Serving Whitman County since 1877

Malden, Rosalia, Tekoa: State lists John Wayne Trail for $331,000 in funding

The John Wayne Trail in Whitman County was among recipients of state Outdoor Recreation and Conservation grants totaling $86 million. The grant funding was announced last Wednesday by Governor Jay Inslee. The grants will fund projects in 34 of the state’s 39 counties.

The John Wayne Trail in Whitman County is listed for $100,000.

Washington State Parks will add $231,800 in cash donations through the state Non highway and Off-road Vehicle Activities program.

According to Nikki Fields, state parks design and land use planner in Olympia, part of the donated funding came from the estate of John Kono of Spokane. He bequeathed funds for the John Wayne Trail and the Columbia Plateau Trail, the former Spokane, Portland and Seattle route which crossed the northwest corner of the county at Lamont.

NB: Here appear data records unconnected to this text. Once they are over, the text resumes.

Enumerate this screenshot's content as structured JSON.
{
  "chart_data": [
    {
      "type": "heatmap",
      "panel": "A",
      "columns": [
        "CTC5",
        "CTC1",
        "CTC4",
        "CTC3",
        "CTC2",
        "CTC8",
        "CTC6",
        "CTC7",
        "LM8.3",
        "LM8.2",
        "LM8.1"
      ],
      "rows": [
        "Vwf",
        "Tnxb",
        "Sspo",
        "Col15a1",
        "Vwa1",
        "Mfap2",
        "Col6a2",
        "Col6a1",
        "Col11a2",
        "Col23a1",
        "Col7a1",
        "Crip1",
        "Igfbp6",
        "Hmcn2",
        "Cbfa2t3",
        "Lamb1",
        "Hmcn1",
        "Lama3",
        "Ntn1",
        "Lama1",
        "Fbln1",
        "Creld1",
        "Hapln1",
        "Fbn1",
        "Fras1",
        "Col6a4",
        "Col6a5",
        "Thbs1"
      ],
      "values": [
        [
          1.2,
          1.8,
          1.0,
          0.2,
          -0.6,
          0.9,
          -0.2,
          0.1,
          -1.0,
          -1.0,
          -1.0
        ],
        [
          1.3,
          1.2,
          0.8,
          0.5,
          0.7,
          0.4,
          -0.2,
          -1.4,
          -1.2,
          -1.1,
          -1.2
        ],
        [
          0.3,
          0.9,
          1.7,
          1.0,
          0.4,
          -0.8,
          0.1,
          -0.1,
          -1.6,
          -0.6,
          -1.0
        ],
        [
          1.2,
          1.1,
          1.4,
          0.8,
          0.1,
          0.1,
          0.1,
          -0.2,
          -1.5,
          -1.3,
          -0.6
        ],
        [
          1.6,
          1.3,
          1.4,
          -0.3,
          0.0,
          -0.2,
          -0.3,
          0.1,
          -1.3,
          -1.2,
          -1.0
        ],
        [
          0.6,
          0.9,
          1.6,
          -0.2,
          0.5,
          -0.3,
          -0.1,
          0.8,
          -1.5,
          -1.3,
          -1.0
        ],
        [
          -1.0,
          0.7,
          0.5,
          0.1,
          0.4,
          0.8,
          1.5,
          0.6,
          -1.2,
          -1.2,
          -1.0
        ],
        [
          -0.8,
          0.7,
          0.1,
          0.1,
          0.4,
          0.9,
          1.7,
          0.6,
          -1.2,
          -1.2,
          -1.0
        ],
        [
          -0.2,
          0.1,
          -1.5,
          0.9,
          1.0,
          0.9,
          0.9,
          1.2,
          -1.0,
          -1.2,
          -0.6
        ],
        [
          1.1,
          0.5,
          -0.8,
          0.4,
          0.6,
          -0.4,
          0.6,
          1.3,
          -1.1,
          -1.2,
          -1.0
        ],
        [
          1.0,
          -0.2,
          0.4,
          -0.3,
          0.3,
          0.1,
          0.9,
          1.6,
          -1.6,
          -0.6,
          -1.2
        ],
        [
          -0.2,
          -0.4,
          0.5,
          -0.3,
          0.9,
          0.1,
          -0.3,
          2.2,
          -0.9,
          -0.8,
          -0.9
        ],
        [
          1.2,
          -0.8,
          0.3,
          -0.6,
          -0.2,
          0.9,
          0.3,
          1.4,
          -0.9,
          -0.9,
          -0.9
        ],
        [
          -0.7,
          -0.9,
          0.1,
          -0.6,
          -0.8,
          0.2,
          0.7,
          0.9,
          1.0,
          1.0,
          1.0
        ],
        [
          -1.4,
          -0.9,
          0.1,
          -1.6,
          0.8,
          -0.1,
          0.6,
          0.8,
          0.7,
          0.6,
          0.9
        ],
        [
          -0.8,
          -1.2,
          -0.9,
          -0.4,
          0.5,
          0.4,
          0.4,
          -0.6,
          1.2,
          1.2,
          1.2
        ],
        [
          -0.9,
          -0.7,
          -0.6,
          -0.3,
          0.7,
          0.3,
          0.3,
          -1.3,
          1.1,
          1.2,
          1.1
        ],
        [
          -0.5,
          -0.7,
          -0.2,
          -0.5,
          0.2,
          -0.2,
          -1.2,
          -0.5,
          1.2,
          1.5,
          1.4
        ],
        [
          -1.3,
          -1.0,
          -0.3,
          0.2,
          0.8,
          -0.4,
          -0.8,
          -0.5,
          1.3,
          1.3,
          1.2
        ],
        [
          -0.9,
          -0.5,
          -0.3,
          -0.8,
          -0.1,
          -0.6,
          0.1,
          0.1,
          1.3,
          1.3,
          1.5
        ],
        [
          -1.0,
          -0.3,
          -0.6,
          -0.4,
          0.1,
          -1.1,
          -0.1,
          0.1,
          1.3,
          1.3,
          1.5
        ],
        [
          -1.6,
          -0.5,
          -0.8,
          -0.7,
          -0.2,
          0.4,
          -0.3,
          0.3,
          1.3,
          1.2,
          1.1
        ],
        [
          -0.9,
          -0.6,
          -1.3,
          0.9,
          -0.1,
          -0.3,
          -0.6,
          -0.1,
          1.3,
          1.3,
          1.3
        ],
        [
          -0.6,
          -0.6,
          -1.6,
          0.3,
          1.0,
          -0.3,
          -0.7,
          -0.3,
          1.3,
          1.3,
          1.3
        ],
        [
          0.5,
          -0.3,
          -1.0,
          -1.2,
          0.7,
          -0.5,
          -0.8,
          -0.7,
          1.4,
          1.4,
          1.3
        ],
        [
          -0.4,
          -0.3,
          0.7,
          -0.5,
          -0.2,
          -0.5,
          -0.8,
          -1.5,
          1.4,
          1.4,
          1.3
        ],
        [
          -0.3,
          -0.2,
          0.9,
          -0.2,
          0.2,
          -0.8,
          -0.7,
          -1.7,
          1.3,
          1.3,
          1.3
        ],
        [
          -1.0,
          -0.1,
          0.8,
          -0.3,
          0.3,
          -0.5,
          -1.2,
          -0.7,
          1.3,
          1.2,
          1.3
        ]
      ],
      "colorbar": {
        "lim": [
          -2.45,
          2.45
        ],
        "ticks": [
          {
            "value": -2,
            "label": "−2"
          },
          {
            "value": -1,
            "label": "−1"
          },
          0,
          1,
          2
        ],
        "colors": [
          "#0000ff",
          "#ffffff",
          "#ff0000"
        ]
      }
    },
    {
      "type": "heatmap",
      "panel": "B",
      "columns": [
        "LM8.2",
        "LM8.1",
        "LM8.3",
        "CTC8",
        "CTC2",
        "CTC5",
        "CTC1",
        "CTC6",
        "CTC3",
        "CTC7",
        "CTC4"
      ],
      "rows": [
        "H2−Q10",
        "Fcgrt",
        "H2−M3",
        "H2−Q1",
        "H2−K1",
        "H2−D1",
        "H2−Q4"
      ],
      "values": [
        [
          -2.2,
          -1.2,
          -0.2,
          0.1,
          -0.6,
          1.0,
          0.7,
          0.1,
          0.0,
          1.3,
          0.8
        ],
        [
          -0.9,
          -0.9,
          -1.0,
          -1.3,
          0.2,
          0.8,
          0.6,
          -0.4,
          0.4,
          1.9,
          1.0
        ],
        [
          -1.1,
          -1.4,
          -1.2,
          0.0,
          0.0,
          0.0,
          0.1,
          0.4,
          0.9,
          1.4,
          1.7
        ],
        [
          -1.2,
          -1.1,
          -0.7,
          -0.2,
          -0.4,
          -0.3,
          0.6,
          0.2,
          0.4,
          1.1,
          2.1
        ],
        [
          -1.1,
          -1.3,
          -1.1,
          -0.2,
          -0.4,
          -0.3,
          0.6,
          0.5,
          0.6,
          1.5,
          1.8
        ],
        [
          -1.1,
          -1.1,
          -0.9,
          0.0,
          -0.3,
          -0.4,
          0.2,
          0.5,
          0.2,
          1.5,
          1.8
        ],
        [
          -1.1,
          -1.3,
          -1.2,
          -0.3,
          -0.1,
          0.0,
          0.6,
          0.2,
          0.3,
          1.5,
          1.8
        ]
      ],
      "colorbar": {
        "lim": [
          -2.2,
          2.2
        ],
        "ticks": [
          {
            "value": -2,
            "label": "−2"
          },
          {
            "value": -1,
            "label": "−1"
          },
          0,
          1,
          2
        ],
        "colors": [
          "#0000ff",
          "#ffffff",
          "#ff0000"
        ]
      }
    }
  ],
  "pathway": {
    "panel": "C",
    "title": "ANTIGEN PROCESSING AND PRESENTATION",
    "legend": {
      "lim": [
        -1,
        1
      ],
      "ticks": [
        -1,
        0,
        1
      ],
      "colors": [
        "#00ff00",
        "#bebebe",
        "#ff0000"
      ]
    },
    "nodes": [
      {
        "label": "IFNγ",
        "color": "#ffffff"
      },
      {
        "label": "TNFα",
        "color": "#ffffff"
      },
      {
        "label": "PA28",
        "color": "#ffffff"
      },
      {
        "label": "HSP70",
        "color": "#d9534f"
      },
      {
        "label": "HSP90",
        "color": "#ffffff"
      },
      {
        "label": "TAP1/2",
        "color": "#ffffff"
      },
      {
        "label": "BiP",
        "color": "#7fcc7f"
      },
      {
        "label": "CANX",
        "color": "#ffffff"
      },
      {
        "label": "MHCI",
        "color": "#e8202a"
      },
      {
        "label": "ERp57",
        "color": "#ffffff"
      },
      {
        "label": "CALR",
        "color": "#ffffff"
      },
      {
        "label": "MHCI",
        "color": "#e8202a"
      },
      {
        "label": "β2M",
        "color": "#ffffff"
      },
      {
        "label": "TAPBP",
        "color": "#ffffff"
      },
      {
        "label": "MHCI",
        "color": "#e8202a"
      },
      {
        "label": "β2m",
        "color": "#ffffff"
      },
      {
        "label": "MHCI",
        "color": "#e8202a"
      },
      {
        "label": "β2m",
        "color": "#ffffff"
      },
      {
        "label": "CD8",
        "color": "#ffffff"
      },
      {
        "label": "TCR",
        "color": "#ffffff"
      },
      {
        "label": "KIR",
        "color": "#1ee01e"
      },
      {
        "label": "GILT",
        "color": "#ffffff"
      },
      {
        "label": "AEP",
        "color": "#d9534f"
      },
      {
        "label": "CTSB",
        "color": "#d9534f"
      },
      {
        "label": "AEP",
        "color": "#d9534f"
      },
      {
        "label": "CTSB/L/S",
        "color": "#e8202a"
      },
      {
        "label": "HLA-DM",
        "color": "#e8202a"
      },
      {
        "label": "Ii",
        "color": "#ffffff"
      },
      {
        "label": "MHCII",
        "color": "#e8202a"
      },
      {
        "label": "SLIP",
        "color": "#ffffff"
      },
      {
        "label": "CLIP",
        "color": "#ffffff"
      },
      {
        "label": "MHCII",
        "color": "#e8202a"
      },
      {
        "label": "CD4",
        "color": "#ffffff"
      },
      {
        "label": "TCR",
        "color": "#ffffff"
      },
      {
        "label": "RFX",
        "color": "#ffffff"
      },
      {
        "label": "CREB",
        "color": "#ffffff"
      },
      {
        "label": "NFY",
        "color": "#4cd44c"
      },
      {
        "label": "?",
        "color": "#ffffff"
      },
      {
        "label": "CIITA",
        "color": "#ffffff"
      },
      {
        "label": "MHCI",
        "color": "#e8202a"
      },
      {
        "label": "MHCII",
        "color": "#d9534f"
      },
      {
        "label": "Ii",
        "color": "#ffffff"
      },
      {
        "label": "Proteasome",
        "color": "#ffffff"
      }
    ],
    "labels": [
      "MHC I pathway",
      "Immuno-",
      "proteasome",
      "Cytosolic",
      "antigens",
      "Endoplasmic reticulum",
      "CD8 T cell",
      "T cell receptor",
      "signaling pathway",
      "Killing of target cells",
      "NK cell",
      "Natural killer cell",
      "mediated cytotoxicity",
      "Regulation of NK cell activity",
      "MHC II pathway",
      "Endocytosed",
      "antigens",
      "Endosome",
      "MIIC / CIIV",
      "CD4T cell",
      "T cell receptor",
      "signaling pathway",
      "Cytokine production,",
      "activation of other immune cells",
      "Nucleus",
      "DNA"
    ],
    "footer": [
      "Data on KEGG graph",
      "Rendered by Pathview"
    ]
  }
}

Most of the Columbia Plateau Trail development had been in the Cheney-Marshall-Spokane area.

The John Wayne Trail work in Whitman County will involve the nine-mile-segment between Malden and Rosalia. Improvements to the trail were discussed in public comment sessions in Malden, Rosalia and Tekoa in late 2011. The sessions were led by Bill Fraser, state parks planner from Wenatchee, and Mark Truitt, trails ranger at Washtucna who was in charge of upkeep on both trails.

Both Fraser and Truitt have now retired.

Jamie Van De Vanter, who succeeded Fraser in the Wenatchee parks planning office, said the key part of the funded project will be to grade down steep slopes at road intersections along the trail, most of them in the Rosalia area. The steep slopes were left when the Milwaukee Railroad trestles were removed and the railroad embankment remained at higher elevations.

Van De Vanter said the grades at five sites will be cut back to the 10 percent range. The project will include application of five-eighths surfacing gravel at the cutback locations.

Fields said the funding for the trail includes funds for acquisition of property for development of a trailhead at Tekoa. The purchase would be made on a willing seller basis, she added.

The Tekoa trailhead location was one of the topics discussed in the planning conducted by Fraser in November of 2011 at Tekoa City Hall.

One of the other topics at Tekoa was providing a surface for the high Milwaukee trestle which crosses Highway 27 in north Tekoa. The trestle has been blocked off because it remains in the railroad mode.

Fraser at the Tekoa session showed photos of a similar trestle in the Bickelton area which was resurfaced for approximately $300,000.

Fields said the Tekoa trestle funding had been proposed in a grant through the Scenic Byways program, but it failed to score high enough on the rating scale to qualify for funds.

Riders eastbound on the John Wayne Trail leave the trail at Lone Pine Road and descend down the grade to the former Union Pacific Railroad route which takes them under the trestle to the Tekoa Rodeo arena.

Riders can get back to the trail via the Washington Street hill on the north end of Tekoa. After crossing Washington Street, the trail continues to its end at the Washington-Idaho line in the Cove Road area.